There's one step left, converting the textual representation to a SQLite database, which is faster to query. Execute the following command.
python agents2db.py agents.txt agents.db
It should take less than ten seconds, and if everything went well, you'll have
a nice agents.db
file, that contains all the UAs and is fast to query. You
can test it by running the following command, which should print a single
random User-Agent string.
python random_agent.py agents.db
Capture the TCP stream generated by each browser to be added, and save them in
separate files in the bootstrap/browser-sigs
directory.

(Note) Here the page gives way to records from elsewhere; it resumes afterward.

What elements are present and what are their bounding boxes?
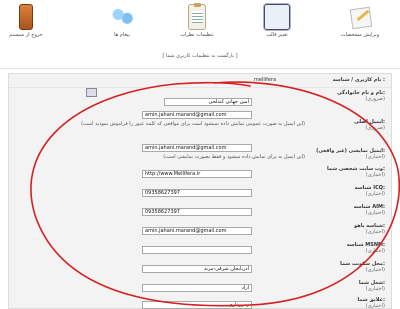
messages-people-icon — [109, 4, 135, 30]
icq-label: شناسه ICQ: (اختیاری) — [354, 185, 385, 197]
messages-label: پیغام ها — [114, 32, 130, 38]
profile-form-panel: نام کاربری / شناسه : mellifera نام و نام… — [8, 73, 392, 309]
email-input[interactable]: amin.jahani.marand@gmail.com — [142, 111, 252, 119]
username-label: نام کاربری / شناسه : — [332, 77, 385, 83]
messages-button[interactable]: پیغام ها — [100, 4, 144, 38]
logout-door-icon — [19, 4, 33, 30]
change-theme-label: تغییر قالب — [266, 32, 288, 38]
yahoo-input[interactable]: amin.jahani.marand@gmail.com — [142, 227, 252, 235]
msnm-label: شناسه MSNM: (اختیاری) — [346, 242, 385, 254]
icq-input[interactable]: 09358627397 — [142, 189, 252, 197]
change-theme-button[interactable]: تغییر قالب — [255, 3, 299, 38]
aim-input[interactable]: 09358627397 — [142, 208, 252, 216]
clipboard-icon — [188, 3, 206, 30]
fullname-label: نام و نام خانوادگی: (ضروری) — [337, 90, 385, 102]
interests-label: علایق شما: (اختیاری) — [357, 297, 385, 309]
back-to-settings-link[interactable]: [ بازگشت به تنظیمات کاربری شما ] — [0, 53, 400, 59]
username-value: mellifera — [254, 77, 277, 83]
aim-label: شناسه AIM: (اختیاری) — [353, 204, 385, 216]
yahoo-label: شناسه یاهو: (اختیاری) — [354, 223, 385, 235]
display-email-hint: (این ایمیل به برای نمایش داده میشود و فق… — [163, 154, 305, 160]
website-input[interactable]: http://www.Mellifera.ir — [142, 170, 252, 178]
website-label: وب سایت شخصی شما: (اختیاری) — [327, 166, 385, 178]
location-input[interactable]: آذربایجان شرقی-مرند — [142, 265, 252, 273]
theme-picture-icon — [263, 3, 291, 31]
header-divider — [0, 68, 400, 69]
location-label: محل سکونت شما: (اختیاری) — [340, 261, 385, 273]
display-email-input[interactable]: amin.jahani.marand@gmail.com — [142, 144, 252, 152]
display-email-label: ایمیل نمایشی (غیر واقعی): (اختیاری) — [316, 148, 385, 160]
logout-label: خروج از سیستم — [9, 32, 43, 38]
email-label: ایمیل اصلی: (ضروری) — [354, 119, 385, 131]
row-divider — [9, 87, 391, 88]
comment-settings-button[interactable]: تنظیمات نظرات — [175, 3, 219, 38]
email-hint: (این ایمیل به صورت عمومی نمایش داده نمیش… — [81, 121, 305, 127]
job-input[interactable]: آزاد — [142, 284, 252, 292]
top-toolbar: خروج از سیستم پیغام ها تنظیمات نظرات تغی… — [0, 0, 400, 46]
logout-button[interactable]: خروج از سیستم — [4, 4, 48, 38]
interests-input[interactable]: زنبورداری — [142, 301, 252, 309]
job-label: شغل شما: (اختیاری) — [358, 280, 385, 292]
msnm-input[interactable] — [142, 246, 252, 254]
edit-profile-label: ویرایش مشخصات — [340, 32, 380, 38]
keyboard-toggle-icon[interactable] — [86, 88, 97, 97]
edit-profile-button[interactable]: ویرایش مشخصات — [338, 4, 382, 38]
edit-profile-icon — [347, 4, 373, 30]
fullname-input[interactable]: امین جهانی کندلجی — [164, 98, 252, 106]
comment-settings-label: تنظیمات نظرات — [180, 32, 214, 38]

I used Wireshark,
which is one of the easiest methods.
- Set the capture filter to
tcp port 80
, this will minimize the noise. - Start the capture and open a URL in the browser.

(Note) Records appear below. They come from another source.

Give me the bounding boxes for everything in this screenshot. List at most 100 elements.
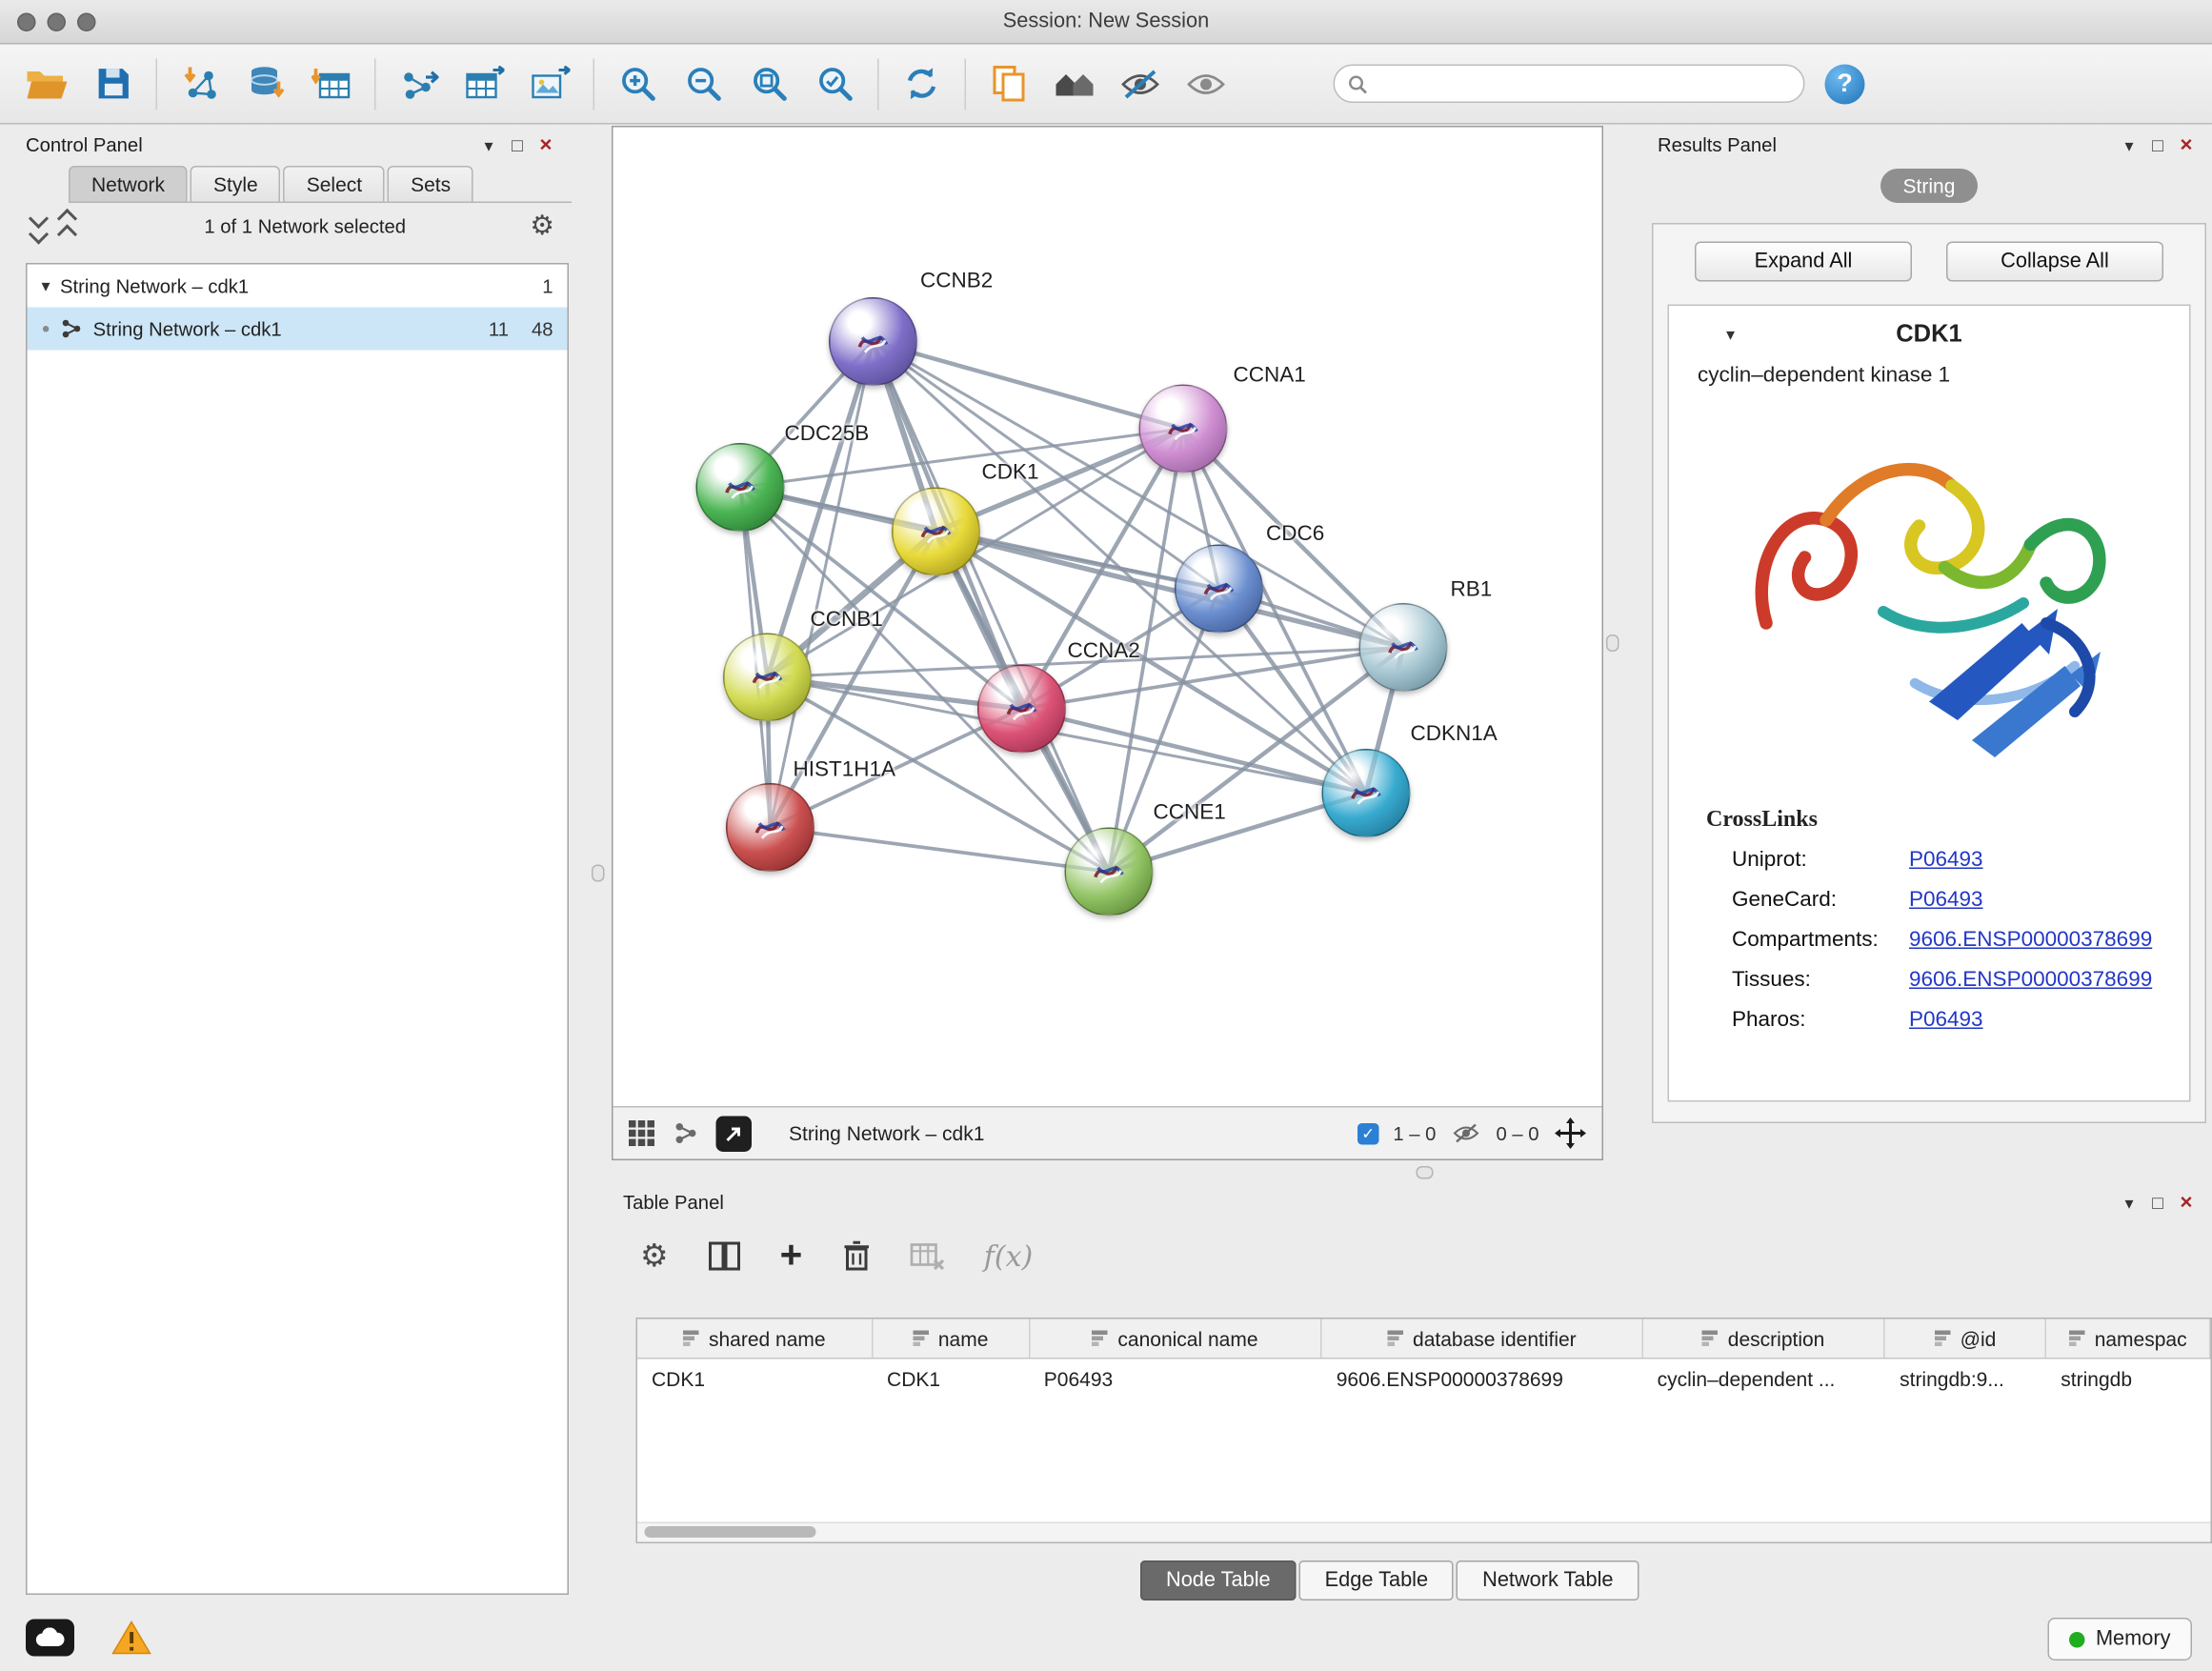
network-glyph-icon[interactable] xyxy=(674,1120,699,1146)
network-options-gear-icon[interactable]: ⚙ xyxy=(530,212,554,240)
cloud-status-button[interactable] xyxy=(26,1620,74,1657)
right-splitter-handle[interactable] xyxy=(1606,634,1619,652)
export-table-button[interactable] xyxy=(452,53,517,113)
network-node-CCNB2[interactable] xyxy=(829,297,917,386)
control-panel-collapse-button[interactable]: ▾ xyxy=(474,135,503,155)
create-column-icon[interactable]: + xyxy=(780,1237,803,1276)
network-node-HIST1H1A[interactable] xyxy=(726,783,814,872)
network-node-RB1[interactable] xyxy=(1359,603,1448,692)
export-network-button[interactable] xyxy=(386,53,452,113)
tab-network[interactable]: Network xyxy=(69,166,188,202)
network-edge[interactable] xyxy=(874,342,1110,873)
memory-button[interactable]: Memory xyxy=(2047,1619,2192,1661)
column-header-shared-name[interactable]: shared name xyxy=(637,1319,873,1359)
home-view-button[interactable] xyxy=(1042,53,1108,113)
table-row[interactable]: CDK1CDK1P064939606.ENSP00000378699cyclin… xyxy=(637,1359,2211,1399)
column-header-database-identifier[interactable]: database identifier xyxy=(1322,1319,1643,1359)
network-canvas[interactable]: CCNB2CCNA1CDC25BCDK1CDC6RB1CCNB1CCNA2CDK… xyxy=(613,128,1602,1107)
warning-indicator-button[interactable] xyxy=(111,1620,151,1661)
minimize-window-button[interactable] xyxy=(48,12,67,31)
network-node-CDK1[interactable] xyxy=(892,488,980,576)
pan-crosshair-icon[interactable] xyxy=(1554,1117,1588,1151)
pharos-link[interactable]: P06493 xyxy=(1909,1008,1983,1033)
network-node-CDC25B[interactable] xyxy=(696,443,785,532)
expand-all-button[interactable]: Expand All xyxy=(1695,242,1912,282)
table-horizontal-scrollbar[interactable] xyxy=(637,1522,2211,1542)
table-panel-float-button[interactable]: □ xyxy=(2143,1192,2172,1214)
tissues-link[interactable]: 9606.ENSP00000378699 xyxy=(1909,968,2152,993)
table-cell[interactable]: cyclin–dependent ... xyxy=(1643,1359,1886,1399)
column-header--id[interactable]: @id xyxy=(1885,1319,2046,1359)
left-splitter-handle[interactable] xyxy=(592,865,605,882)
table-cell[interactable]: CDK1 xyxy=(873,1359,1030,1399)
table-options-gear-icon[interactable]: ⚙ xyxy=(640,1239,669,1271)
network-edge[interactable] xyxy=(936,532,1404,648)
network-edge[interactable] xyxy=(771,828,1110,873)
column-header-canonical-name[interactable]: canonical name xyxy=(1030,1319,1322,1359)
results-panel-close-button[interactable]: × xyxy=(2172,133,2201,158)
network-node-CDC6[interactable] xyxy=(1175,545,1263,634)
table-cell[interactable]: stringdb:9... xyxy=(1885,1359,2046,1399)
network-collection-row[interactable]: ▾ String Network – cdk1 1 xyxy=(28,265,568,308)
collection-expand-caret[interactable]: ▾ xyxy=(42,276,50,296)
table-panel-collapse-button[interactable]: ▾ xyxy=(2115,1193,2143,1213)
uniprot-link[interactable]: P06493 xyxy=(1909,848,1983,873)
tab-sets[interactable]: Sets xyxy=(388,166,473,202)
import-network-database-button[interactable] xyxy=(233,53,299,113)
grid-view-icon[interactable] xyxy=(628,1119,656,1148)
zoom-out-button[interactable] xyxy=(671,53,736,113)
column-header-namespac[interactable]: namespac xyxy=(2046,1319,2210,1359)
zoom-fit-button[interactable] xyxy=(736,53,802,113)
tab-edge-table[interactable]: Edge Table xyxy=(1299,1560,1454,1601)
compartments-link[interactable]: 9606.ENSP00000378699 xyxy=(1909,928,2152,953)
network-edge[interactable] xyxy=(771,342,874,828)
network-node-CCNA1[interactable] xyxy=(1139,385,1228,473)
birdseye-view-button[interactable] xyxy=(716,1116,753,1152)
expand-all-networks-icon[interactable] xyxy=(31,211,46,241)
hide-selected-button[interactable] xyxy=(1108,53,1174,113)
network-row[interactable]: ● String Network – cdk1 11 48 xyxy=(28,308,568,351)
results-panel-collapse-button[interactable]: ▾ xyxy=(2115,135,2143,155)
network-node-CDKN1A[interactable] xyxy=(1322,749,1411,837)
network-node-CCNA2[interactable] xyxy=(977,665,1066,754)
tab-select[interactable]: Select xyxy=(284,166,385,202)
tab-style[interactable]: Style xyxy=(191,166,281,202)
column-header-name[interactable]: name xyxy=(873,1319,1030,1359)
table-cell[interactable]: CDK1 xyxy=(637,1359,873,1399)
table-panel-close-button[interactable]: × xyxy=(2172,1191,2201,1216)
column-header-description[interactable]: description xyxy=(1643,1319,1886,1359)
table-cell[interactable]: P06493 xyxy=(1030,1359,1322,1399)
show-selected-button[interactable] xyxy=(1174,53,1239,113)
search-input[interactable] xyxy=(1377,71,1791,96)
scrollbar-thumb[interactable] xyxy=(645,1526,816,1538)
gene-section-caret[interactable]: ▾ xyxy=(1726,325,1735,345)
maximize-window-button[interactable] xyxy=(77,12,96,31)
collapse-all-button[interactable]: Collapse All xyxy=(1946,242,2163,282)
selected-indicator-icon[interactable]: ✓ xyxy=(1357,1122,1379,1144)
export-image-button[interactable] xyxy=(517,53,583,113)
network-node-CCNE1[interactable] xyxy=(1065,828,1154,916)
zoom-in-button[interactable] xyxy=(605,53,671,113)
table-cell[interactable]: 9606.ENSP00000378699 xyxy=(1322,1359,1643,1399)
zoom-selected-button[interactable] xyxy=(802,53,868,113)
delete-column-trash-icon[interactable] xyxy=(842,1240,870,1271)
table-cell[interactable]: stringdb xyxy=(2046,1359,2210,1399)
control-panel-float-button[interactable]: □ xyxy=(503,134,532,156)
string-tab-badge[interactable]: String xyxy=(1880,169,1979,203)
import-network-file-button[interactable] xyxy=(168,53,233,113)
help-button[interactable]: ? xyxy=(1825,64,1865,104)
duplicate-document-button[interactable] xyxy=(976,53,1042,113)
save-session-button[interactable] xyxy=(80,53,146,113)
collapse-all-networks-icon[interactable] xyxy=(60,211,74,241)
import-table-button[interactable] xyxy=(299,53,365,113)
tab-network-table[interactable]: Network Table xyxy=(1457,1560,1639,1601)
bottom-splitter-handle[interactable] xyxy=(1417,1166,1434,1179)
open-session-button[interactable] xyxy=(14,53,80,113)
refresh-button[interactable] xyxy=(889,53,955,113)
close-window-button[interactable] xyxy=(17,12,36,31)
control-panel-close-button[interactable]: × xyxy=(532,133,560,158)
network-node-CCNB1[interactable] xyxy=(723,634,812,722)
show-columns-icon[interactable] xyxy=(709,1241,740,1270)
results-panel-float-button[interactable]: □ xyxy=(2143,134,2172,156)
genecard-link[interactable]: P06493 xyxy=(1909,888,1983,913)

- Stop the capture after the page loaded, and select the first packet, that has the Path part of the URL in the description field.
- Right click, and select Follow TCP stream.

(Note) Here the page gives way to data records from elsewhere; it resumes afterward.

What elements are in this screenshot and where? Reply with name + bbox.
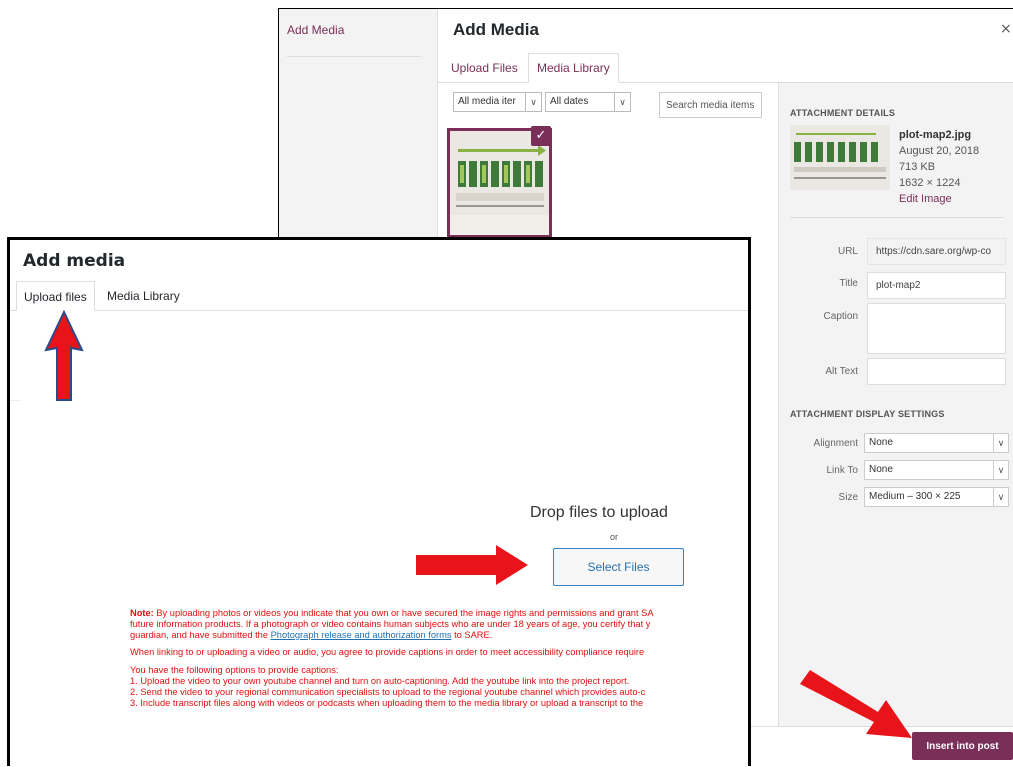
upload-note-line3: guardian, and have submitted the Photogr… xyxy=(130,630,748,641)
link-to-label: Link To xyxy=(826,465,858,476)
media-type-filter-value: All media iter xyxy=(458,96,516,107)
link-to-value: None xyxy=(869,464,893,475)
date-filter-value: All dates xyxy=(550,96,589,107)
modal-title: Add Media xyxy=(453,20,539,39)
size-label: Size xyxy=(838,492,858,503)
checkmark-icon[interactable]: ✓ xyxy=(531,126,551,146)
captions-option-3: 3. Include transcript files along with v… xyxy=(130,698,644,708)
up-arrow-annotation xyxy=(44,310,84,401)
chevron-down-icon: ∨ xyxy=(614,93,630,111)
modal-title: Add media xyxy=(23,251,126,271)
select-files-button[interactable]: Select Files xyxy=(553,548,684,586)
chevron-down-icon: ∨ xyxy=(525,93,541,111)
search-placeholder: Search media items xyxy=(666,100,755,111)
upload-note-line2: future information products. If a photog… xyxy=(130,619,651,629)
attachment-date: August 20, 2018 xyxy=(899,145,980,157)
size-select[interactable]: Medium – 300 × 225 ∨ xyxy=(864,487,1009,507)
attachment-details-heading: ATTACHMENT DETAILS xyxy=(790,108,896,118)
tab-upload-files[interactable]: Upload files xyxy=(16,281,95,311)
add-media-modal: Add media Upload files Media Library Dro… xyxy=(7,237,751,766)
captions-option-1: 1. Upload the video to your own youtube … xyxy=(130,676,630,686)
plot-map-image xyxy=(450,131,549,235)
chevron-down-icon: ∨ xyxy=(993,461,1008,479)
note-line3-end: to SARE. xyxy=(451,630,493,640)
captions-option-2: 2. Send the video to your regional commu… xyxy=(130,687,646,697)
date-filter[interactable]: All dates ∨ xyxy=(545,92,631,112)
attachment-preview xyxy=(790,125,890,190)
details-divider xyxy=(790,217,1004,218)
attachment-dimensions: 1632 × 1224 xyxy=(899,177,961,189)
upload-note: Note: By uploading photos or videos you … xyxy=(130,608,748,619)
edit-image-link[interactable]: Edit Image xyxy=(899,193,952,205)
menu-item-add-media[interactable]: Add Media xyxy=(287,23,344,37)
url-field[interactable]: https://cdn.sare.org/wp-co xyxy=(867,238,1006,265)
tab-media-library[interactable]: Media Library xyxy=(528,53,619,83)
insert-into-post-button[interactable]: Insert into post xyxy=(912,732,1013,760)
plot-map-preview-image xyxy=(790,125,890,190)
note-label: Note: xyxy=(130,608,154,618)
right-arrow-annotation xyxy=(416,545,528,585)
media-type-filter[interactable]: All media iter ∨ xyxy=(453,92,542,112)
diagonal-arrow-annotation xyxy=(800,670,912,738)
photograph-release-link[interactable]: Photograph release and authorization for… xyxy=(271,630,452,640)
attachment-filesize: 713 KB xyxy=(899,161,936,173)
title-label: Title xyxy=(839,278,858,289)
alignment-select[interactable]: None ∨ xyxy=(864,433,1009,453)
captions-options-intro: You have the following options to provid… xyxy=(130,665,339,675)
tab-upload-files[interactable]: Upload Files xyxy=(451,61,518,75)
caption-label: Caption xyxy=(823,311,858,322)
captions-requirement: When linking to or uploading a video or … xyxy=(130,647,645,657)
alt-text-field[interactable] xyxy=(867,358,1006,385)
note-line3-text: guardian, and have submitted the xyxy=(130,630,271,640)
display-settings-heading: ATTACHMENT DISPLAY SETTINGS xyxy=(790,409,945,419)
or-label: or xyxy=(610,532,619,542)
size-value: Medium – 300 × 225 xyxy=(869,491,961,502)
title-field[interactable]: plot-map2 xyxy=(867,272,1006,299)
drop-files-heading: Drop files to upload xyxy=(530,504,668,521)
note-text: By uploading photos or videos you indica… xyxy=(153,608,654,618)
search-media-input[interactable]: Search media items xyxy=(659,92,762,118)
attachment-filename: plot-map2.jpg xyxy=(899,129,972,141)
alignment-label: Alignment xyxy=(813,438,858,449)
chevron-down-icon: ∨ xyxy=(993,488,1008,506)
url-label: URL xyxy=(837,246,858,257)
alt-text-label: Alt Text xyxy=(825,366,858,377)
attachment-details-sidebar: ATTACHMENT DETAILS plot-map2.jpg August … xyxy=(778,83,1013,767)
caption-field[interactable] xyxy=(867,303,1006,354)
url-value: https://cdn.sare.org/wp-co xyxy=(876,246,992,257)
title-value: plot-map2 xyxy=(876,280,921,291)
menu-separator xyxy=(287,56,421,57)
tab-media-library[interactable]: Media Library xyxy=(100,281,187,311)
close-icon[interactable]: × xyxy=(1000,21,1012,37)
alignment-value: None xyxy=(869,437,893,448)
divider xyxy=(10,400,21,401)
link-to-select[interactable]: None ∨ xyxy=(864,460,1009,480)
chevron-down-icon: ∨ xyxy=(993,434,1008,452)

- In the new window, there's an option to save the whole stream in a file.
From this point, it's pretty easy: just cd bootstrap/browser-sigs
and issue
a make
command which should convert your bin file(s) into tpl file(s). You
might also need to edit the transform.sed
file there, to match the locale
specific values used by your browser. (The current values assume an English
or Hungarian browser.)
Browser signatures match User-Agents using simple set of rules written in a
JSON file, this document implies that you're familiar with the format. The
basic structure is an array of dictionaries, the matcher will evaluate these
in the order they appear in the file, so it's important to always put the
more specific rules in the front (for example every Chrome browser has the
string "Safari" in the User-Agent, so it's better to test for Chrome first,
and Safari afterwards). An example file, apply.sample.json
can be found in
the bootstrap/browser-sigs
directory.
The dictionary has to have two entries, input
specifies the name of the
template file, and rules
contains an array of rules, which must all be
satisfied in order to match the template. Each rule is a dictionary, which
must contain a type
entry of string type, currently two are supported.
The first, ua-contains
matches is the User-Agent contains the string in the
value
entry (case-sensitive), while ua-matches
does the same but evaluates
value
as an extended regular expression.
The coverage of the templates and the JSON can be tested with the apply.py
script in the bootstrap/browser-sigs
directory. The two parameters are the
file names of the User-Agent database and the JSON file, respectively.
python apply.py agents.db apply.json
If everything goes well, the script finishes with an exit code of 0, and without any output. If an I/O error occurs or the JSON file doesn't cover every User-Agent in the database, it prints a standard Python stack trace, including the User-Agent in question in the former case.
- Python 2.6+ (tested on 2.6 and 2.7)